An international team of researchers has shown that a new small-molecule drug can restore brain function and memory in a mouse model of Alzheimer’s disease. The drug works by stopping toxic ion flow in the brain that is known to trigger nerve cell death. Scientists envision that this drug could be used to treat Alzheimer’s and other neurodegenerative diseases such as Parkinson’s and ALS.

“This is the first drug molecule that can regulate memory loss by directly blocking ions from leaking through nerve cell membranes,” said Ratnesh Lal, a Professor of Bioengineering at the University of California San Diego and co-senior author of the study.

Various studies have linked Alzheimer’s disease to the accumulation of two particular proteins in the brain called amyloid-beta and tau. One theory is that these protein clusters create pores in nerve cell membranes that allow ions to travel in and out uncontrollably. This would alter ion levels inside the cells and in turn trigger neuronal dysfunction and cell death.

The new drug, a small molecule called anle138b, blocks these pores from moving ions in and out of nerve cells. Anle138b attaches to both amyloid-beta and tau protein clusters and deactivates the pores created by these clusters.

Researchers administered anle138b to mice with a genetic predisposition for developing an Alzheimer’s-like condition. The mice had symptoms such as abnormal brain function, impaired memory and high levels of either amyloid-beta or tau proteins in the brain. Treatment with anle138b normalised brain activity and improved learning ability in mice.

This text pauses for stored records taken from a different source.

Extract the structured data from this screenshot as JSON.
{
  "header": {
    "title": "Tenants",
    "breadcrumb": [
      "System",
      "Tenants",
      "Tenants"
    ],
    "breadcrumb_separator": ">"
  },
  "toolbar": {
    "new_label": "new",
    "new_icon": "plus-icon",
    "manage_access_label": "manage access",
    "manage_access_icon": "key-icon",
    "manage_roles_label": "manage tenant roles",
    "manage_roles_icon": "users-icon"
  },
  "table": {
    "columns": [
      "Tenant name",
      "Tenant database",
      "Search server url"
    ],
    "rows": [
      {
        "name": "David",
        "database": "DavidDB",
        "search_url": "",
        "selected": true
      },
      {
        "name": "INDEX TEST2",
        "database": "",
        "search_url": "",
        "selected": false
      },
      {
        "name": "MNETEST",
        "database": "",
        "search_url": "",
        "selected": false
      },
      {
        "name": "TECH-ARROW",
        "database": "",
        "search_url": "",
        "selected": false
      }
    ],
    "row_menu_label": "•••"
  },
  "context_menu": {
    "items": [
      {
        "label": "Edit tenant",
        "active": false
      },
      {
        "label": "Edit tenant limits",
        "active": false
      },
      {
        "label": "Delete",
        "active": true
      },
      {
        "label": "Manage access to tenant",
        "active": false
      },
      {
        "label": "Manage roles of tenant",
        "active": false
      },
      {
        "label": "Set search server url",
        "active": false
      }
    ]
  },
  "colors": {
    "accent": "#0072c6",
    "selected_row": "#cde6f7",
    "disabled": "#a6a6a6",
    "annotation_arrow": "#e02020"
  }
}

Christian Griesinger, a professor at the Max Planck Institute for Biophysical Chemistry and co-senior author of the study, noted, “The drug is able to reach the brain when taken orally. Therefore, it is easy to administer, and we are currently performing toxicology studies to eventually be able to apply anle138b to humans.”

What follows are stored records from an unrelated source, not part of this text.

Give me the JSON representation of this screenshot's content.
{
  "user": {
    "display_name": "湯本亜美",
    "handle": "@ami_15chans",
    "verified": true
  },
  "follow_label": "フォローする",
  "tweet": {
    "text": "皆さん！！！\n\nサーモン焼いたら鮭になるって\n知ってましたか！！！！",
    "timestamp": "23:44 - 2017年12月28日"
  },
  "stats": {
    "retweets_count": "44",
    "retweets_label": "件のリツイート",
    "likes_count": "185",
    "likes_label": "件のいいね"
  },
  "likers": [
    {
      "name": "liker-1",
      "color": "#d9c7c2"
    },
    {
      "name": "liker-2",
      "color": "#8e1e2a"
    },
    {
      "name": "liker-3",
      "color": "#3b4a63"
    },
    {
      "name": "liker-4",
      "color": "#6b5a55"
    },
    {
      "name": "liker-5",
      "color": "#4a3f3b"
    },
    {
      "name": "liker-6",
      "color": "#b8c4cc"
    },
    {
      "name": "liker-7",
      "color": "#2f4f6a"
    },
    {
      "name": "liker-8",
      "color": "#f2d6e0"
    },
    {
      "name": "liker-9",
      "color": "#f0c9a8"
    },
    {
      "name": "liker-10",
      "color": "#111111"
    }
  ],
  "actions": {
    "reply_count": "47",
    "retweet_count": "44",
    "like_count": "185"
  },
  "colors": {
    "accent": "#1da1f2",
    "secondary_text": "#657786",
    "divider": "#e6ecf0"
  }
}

The team cautions that since the drug has so far only been tested in mice, it is unclear how well it would perform in humans. “I would like to emphasize that none of the current animal models fully recapitulate the symptoms seen in Alzheimer’s patients. Thus, care has to be taken when interpreting such data. However, our study offers evidence that anle138b has the potential for neuroprotection,” said André Fischer, a senior researcher at the German Center for Neurodegenerative Diseases and the University Medical Center Göttingen, who is also a co-senior author of the study.

Prof Lal and his research group are now particularly interested in testing anle138b on a variety of other diseases that are linked to toxic ion flow caused by amyloid proteins, including diabetes, tuberculosis and certain types of cancer. Prof Lal’s group has performed extensive research on amyloid ion channels and their roles in these diseases. “Blocking the ion leakiness of amyloid channels using anle138b could be an effective therapy for various diseases,” Prof Lal said. Future studies will focus on using these nano-bowls to deliver anle138b to the brain, as well as other diseased tissues and organs affected by toxic amyloid-beta ion channels.

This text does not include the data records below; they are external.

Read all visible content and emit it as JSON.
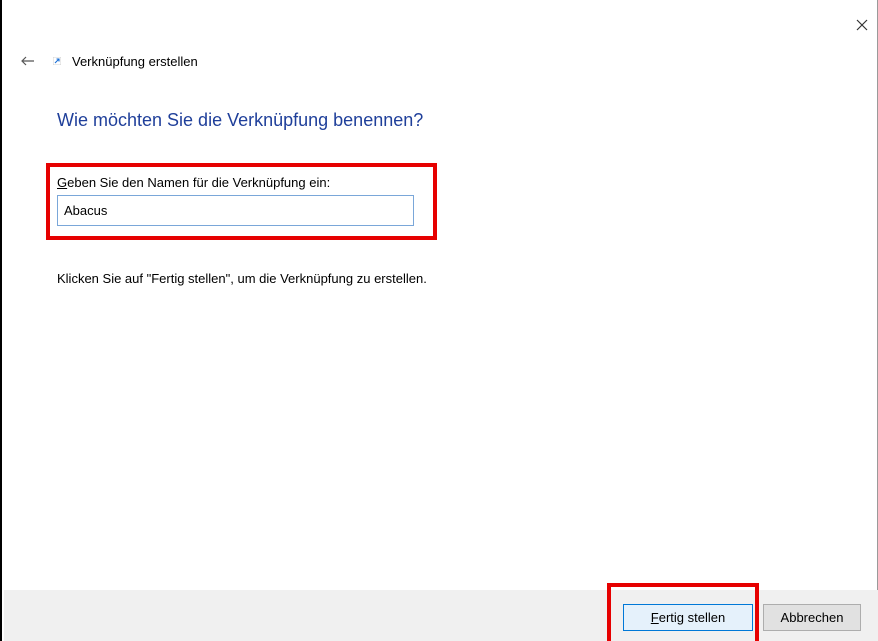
{
  "header": {
    "title": "Verknüpfung erstellen",
    "back_icon": "back-arrow-icon",
    "app_icon": "shortcut-icon",
    "close_icon": "close-icon"
  },
  "main": {
    "heading": "Wie möchten Sie die Verknüpfung benennen?",
    "field_label_accel": "G",
    "field_label_rest": "eben Sie den Namen für die Verknüpfung ein:",
    "name_value": "Abacus",
    "hint": "Klicken Sie auf \"Fertig stellen\", um die Verknüpfung zu erstellen."
  },
  "footer": {
    "finish_accel": "F",
    "finish_rest": "ertig stellen",
    "cancel_label": "Abbrechen"
  },
  "colors": {
    "heading": "#1f3f9a",
    "highlight": "#e60000",
    "input_border": "#7aa7d9"
  }
}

The study was led by the German Center for Neurodegenerative Diseases, the University Medical Center Göttingen, the Braunschweig University of Technology, the Max Planck Institute for Biophysical Chemistry, the Center for Nanoscale Microscopy and Molecular Physiology of the Brain in Göttingen, Germany, and the University of California San Diego.

The research has been published EMBO Molecular Medicine.